Freguesias e concelhos

Não sei se se entrevê alguma folga orçamental para que os caciques tenham começado a movimentar-se na ânsia de aumentarem a fragmentação autárquica.

Há quem crie riqueza enquanto outros tentam capturá-la. Em vez da regionalização do País, aproveitando as cinco regiões para a indispensável reestruturação administrativa, há quem prefira regressar ao sistema feudal com pequenos enclaves para reinar.

Dissimulam a volúpia de dilacerar concelhos com a alegada tradição municipalista. Não descansam enquanto não regressarem ao número anterior a Mouzinho da Silveira. As freguesias cujas competências se confundem, em zonas urbanas, com as dos municípios, estão em franca expansão e há um caso de uma freguesia extinta, porque uma sentença judicial entregou a respectiva área ao proprietário, tendo ficado deserta, que se manteve, deslocada para a localidade anexa, logo promovida a freguesia.

O PSD patrocina Sacavém como concelho e o CDS Vila Meã. Quanto às freguesias, o CDS ataca com Marmelar e Moinhos da Funcheira, o PS pugna por Vilarinho, Rapoula e Formoselha e o PSD bate-se por Oriente.

Às aldeias podem chamar-se vilas e a estas cidades. Um conjunto de duas casas pode ser elevado a vila que, dai, não vem mal ao país, mas criar concelhos é aumentar despesas, rotundas, empresas municipais e empregos parasitários para angariadores de votos, sem utilidade pública. O problema não reside na nomenclatura mas nos encargos supérfluos e nos bairrismos agressivos.

Se o Governo, este Governo, que teve coragem para fechar escolas sem alunos, lugares sem conteúdo e empresas públicas sem objectivo, não for capaz de resistir aos caciques que pretendem mais freguesias e concelhos, vamos assistir ao milagre da multiplicação das arruaças de outras Canas de Senhorim e novas Fátimas.

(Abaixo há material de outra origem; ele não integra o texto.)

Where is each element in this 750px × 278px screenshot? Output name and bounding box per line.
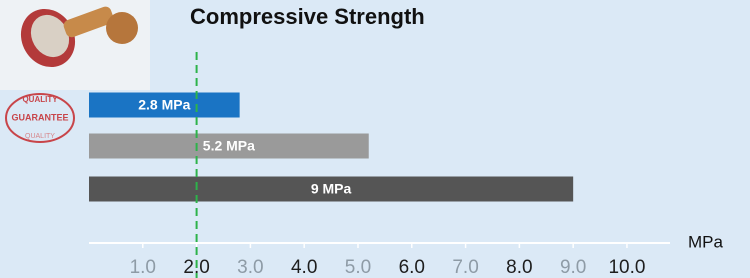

Há quem, por demagogia, maldade, insensatez ou tolice queira tornar inviável o país que a democracia resgatou do atraso secular e da herança fascista, não se contentando com 308 concelhos e 4261 freguesias que retalham o território nacional.

Comentários

Anónimo disse…
A presente divisão administrativa do território nacional é dum anacronismo gritante, disparatado, desadequado e fatal.
Serve apenas um regabofe que mete medo, alimenta uam clientela caciqueira e insaciável, debilita o ideal democrático, não serve ninguém, canibaliza o país e suga o frágil erário público.
Uma reforma administrativa era urgente. Mas que partido tem hoje a coragem e o patriotismo de a levar à prática?
Aplaudo, no entanto, a lucidez do Ponte europa, que ao menos coloca abertamente o problema.
Nuno Moita disse…
Caro Carlos, concordo em absoluto contigo é uma imensa insensatez criar mais concelhos e/ou freguesias.
Anónimo disse…
Os políticos querem é mama, quantas mais freguesias e concelhos melhor, mais tachos.

A reforma administratiova é fundamental, devia ter sido a 1ª das reformas, é fundamental, para acabar com os interesses instalados, a mama do erário público tem de acabar.

Há muita freguesia e concelho que tem de acabar, haja coragem.
Rui Luzes Cabral disse…
Totalmente de acordo. Em muitas cidades, não deveria, até, existir freguesias como hoje as conhecemos. Coimbra tem várias freguesias dentro da cidade, mas qual é realmente a necessidade de elas terem uma junta de freguesia eleita? Nenhuma, pois é à câmara que compete fazer o trabalho praticamente todo. Defendo que em meio urbano, não faz sentido elegermos uma junta de freguesia. Haja força para tirar o projecto de lei que o António Costa tinha na sua gaveta de ministro...
Anónimo disse…
Rui Luzes Cabral:

Com o PSD a renegar os acordos previamente assinados, é impossível avançar no sentido da reforma administrativa.